Pero no puedo hacer que desaparezcan para seguir viviendo. Creo que nunca me sentí más viva que en aquel instante en que era una pequeña exploradora, que descubría poco a poco cada nueva sensación. Aquellos momentos en los que el terror me invadía porque no podía soportar lo que ocurría, era como un salto al vacío, no era estar al borde del precipicio, era ir cayendo, cayendo, sin sentir un final, sin encontrar un punto fijo y firme. Un lugar, quería algo de lo cual asujetarme para no caer, para no derrumbarme.

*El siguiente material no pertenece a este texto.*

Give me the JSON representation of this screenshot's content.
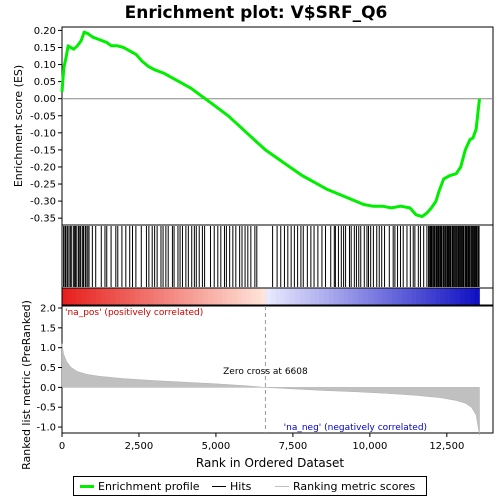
{
  "chart_data": {
    "type": "line",
    "title": "Enrichment plot: V$SRF_Q6",
    "xlabel": "Rank in Ordered Dataset",
    "xlim": [
      0,
      14000
    ],
    "x_ticks": [
      0,
      2500,
      5000,
      7500,
      10000,
      12500
    ],
    "x_tick_labels": [
      "0",
      "2,500",
      "5,000",
      "7,500",
      "10,000",
      "12,500"
    ],
    "enrichment_panel": {
      "ylabel": "Enrichment score (ES)",
      "ylim": [
        -0.37,
        0.21
      ],
      "y_ticks": [
        0.2,
        0.15,
        0.1,
        0.05,
        0.0,
        -0.05,
        -0.1,
        -0.15,
        -0.2,
        -0.25,
        -0.3,
        -0.35
      ],
      "y_tick_labels": [
        "0.20",
        "0.15",
        "0.10",
        "0.05",
        "0.00",
        "-0.05",
        "-0.10",
        "-0.15",
        "-0.20",
        "-0.25",
        "-0.30",
        "-0.35"
      ],
      "series": [
        {
          "name": "Enrichment profile",
          "color": "#00ee00",
          "x": [
            0,
            60,
            130,
            200,
            280,
            380,
            500,
            620,
            720,
            850,
            1000,
            1150,
            1300,
            1450,
            1600,
            1800,
            2000,
            2200,
            2400,
            2600,
            2800,
            3000,
            3300,
            3600,
            3900,
            4200,
            4500,
            4800,
            5100,
            5400,
            5700,
            6000,
            6300,
            6608,
            7000,
            7400,
            7800,
            8200,
            8600,
            9000,
            9400,
            9800,
            10100,
            10400,
            10700,
            11000,
            11300,
            11500,
            11700,
            11850,
            12000,
            12150,
            12250,
            12400,
            12600,
            12800,
            12950,
            13100,
            13250,
            13350,
            13450,
            13500,
            13560
          ],
          "y": [
            0.02,
            0.09,
            0.12,
            0.155,
            0.15,
            0.145,
            0.155,
            0.17,
            0.195,
            0.19,
            0.18,
            0.175,
            0.17,
            0.165,
            0.155,
            0.155,
            0.15,
            0.14,
            0.13,
            0.11,
            0.095,
            0.085,
            0.075,
            0.06,
            0.045,
            0.03,
            0.01,
            -0.01,
            -0.03,
            -0.05,
            -0.075,
            -0.1,
            -0.125,
            -0.15,
            -0.175,
            -0.2,
            -0.225,
            -0.245,
            -0.265,
            -0.28,
            -0.295,
            -0.31,
            -0.315,
            -0.315,
            -0.32,
            -0.315,
            -0.32,
            -0.34,
            -0.345,
            -0.335,
            -0.32,
            -0.3,
            -0.27,
            -0.235,
            -0.225,
            -0.22,
            -0.2,
            -0.15,
            -0.12,
            -0.115,
            -0.09,
            -0.05,
            0.0
          ]
        }
      ]
    },
    "hits": [
      {
        "start": 30,
        "end": 900,
        "count": 20
      },
      {
        "start": 950,
        "end": 2600,
        "count": 14
      },
      {
        "start": 2700,
        "end": 4700,
        "count": 22
      },
      {
        "start": 4800,
        "end": 6400,
        "count": 16
      },
      {
        "start": 6800,
        "end": 8600,
        "count": 16
      },
      {
        "start": 8700,
        "end": 10500,
        "count": 22
      },
      {
        "start": 10600,
        "end": 11900,
        "count": 14
      },
      {
        "start": 11900,
        "end": 13560,
        "count": 55
      }
    ],
    "ranked_panel": {
      "ylabel": "Ranked list metric (PreRanked)",
      "ylim": [
        -1.15,
        2.05
      ],
      "y_ticks": [
        2.0,
        1.5,
        1.0,
        0.5,
        0.0,
        -0.5,
        -1.0
      ],
      "y_tick_labels": [
        "2.0",
        "1.5",
        "1.0",
        "0.5",
        "0.0",
        "-0.5",
        "-1.0"
      ],
      "metric_x": [
        0,
        50,
        150,
        300,
        500,
        800,
        1200,
        2000,
        3000,
        4000,
        5000,
        6000,
        6608,
        7500,
        8500,
        9500,
        10500,
        11500,
        12300,
        12800,
        13100,
        13300,
        13450,
        13560
      ],
      "metric_y": [
        1.1,
        0.85,
        0.65,
        0.5,
        0.4,
        0.33,
        0.28,
        0.22,
        0.17,
        0.13,
        0.09,
        0.04,
        0.0,
        -0.04,
        -0.08,
        -0.11,
        -0.15,
        -0.2,
        -0.26,
        -0.33,
        -0.4,
        -0.5,
        -0.7,
        -1.2
      ],
      "zero_cross_x": 6608,
      "zero_cross_label": "Zero cross at 6608",
      "pos_label": "'na_pos' (positively correlated)",
      "neg_label": "'na_neg' (negatively correlated)",
      "pos_color": "#cc0000",
      "neg_color": "#0000cc"
    },
    "legend": {
      "placement": "bottom",
      "items": [
        {
          "label": "Enrichment profile",
          "color": "#00ee00"
        },
        {
          "label": "Hits",
          "color": "#000000"
        },
        {
          "label": "Ranking metric scores",
          "color": "#c0c0c0"
        }
      ]
    }
  }
}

Te amé como a nadie. "Te amé como nunca imaginé que podría hacerlo", porque ¿sabes? Siempre imaginé sentir algo así y ser capaz de describirlo. Pero no, me sigue siendo imposible, total y completamente imposible. Acaso amar no es ya un intento de descripción?, un intento de definirlo?
Y me costó, mucho... Tanto costó que al principió me sentí algo desgarrada, me sentí mutando constantemente, cambiando cada parte de mi, me desgarré de una manera en que no pude volver a ocultar las cosas, en que quería compartirte cada momento, cada instante porque pensaba, mas bien sentía, que podía comprenderme y hasta sentirme,
Quise entregarte cada parte, cada pequeño rincón, cada segundo, cada constelación, cada una de las cosas que me conforman. No sabía cómo hacerlo, pero quería estar contigo, abrirme y regalar cada pequeña, gran y profunda parte de mi. Desde una mirada, una respiración, un segundo, una tarjeta, una carta, una canción, un juego, un abrazo, una caricia, un regalo, un lugar... Todo lo que pudiera, porque no sabía cómo hacerlo, no sabía qué hacer, cómo expresarme, cómo decírtelo, cómo demostrárselo... Como compartirlo.
Te amé y sentí mi fragilidad como nunca, te amé con temor, con terror a caer, porque supe que podía ocurrir, porque quise seguir, seguir y seguir... Hasta ver a donde llegaba, hasta que confié total y completamente en ti, tanto que cada vez era mayor mi fragilidad. Tanto que me hice vulnerable a tal punto que con sólo tocarme, con sólo una caricia con una mala intención podría desmoronarme.
Pero todo crecía, todas la miradas, todos los abrazos eran más profundos. Más sinceros. Más hermoso. Maravilloso. Deslumbrante. Hasta que sucedió, ya no aguantó más, qué, quiénes, cuáles, no lo sé. Y me sigo gritando aquí adentro, preguntando y cuestionando.
Una vez me agradeciste por estar contigo, por seguir intentando lo y no rendirme... Y me preguntaba si lo había hecho, si llegué al punto de rendirme y retirarme, pero no, cariño, no me rendí, tú me hiciste fuera y no pude evitarlo. Y ahora olvidas todo, me pregunto qué recuerdos conservarás que vuelves así, sin más. Que vuelves a saludar como si nada, que vuelves a intentar abrazarme, que buscas mi mirada.
Un día creí que era un amor tan sincero que no existía manera en que pudiera hacer daño. En que era tan puro que podría despreocuparme, porque así como yo quería cuidarte y acompañarte, tú lo querías para mi.
Y no. No volveré, porque me quieres cambiar, no puedo ser de otra manera después de todo. Supongo que me encontré con lo que me hacía feliz de ser, y sabes? Si no me entrego completa nunca seré quién descubrí ser... A tu lado.
Son las 18:01 y debo volver a respirar. Limpiar las lágrimas. Salir con mi familia. Caminar y volver a sentir, de a poco.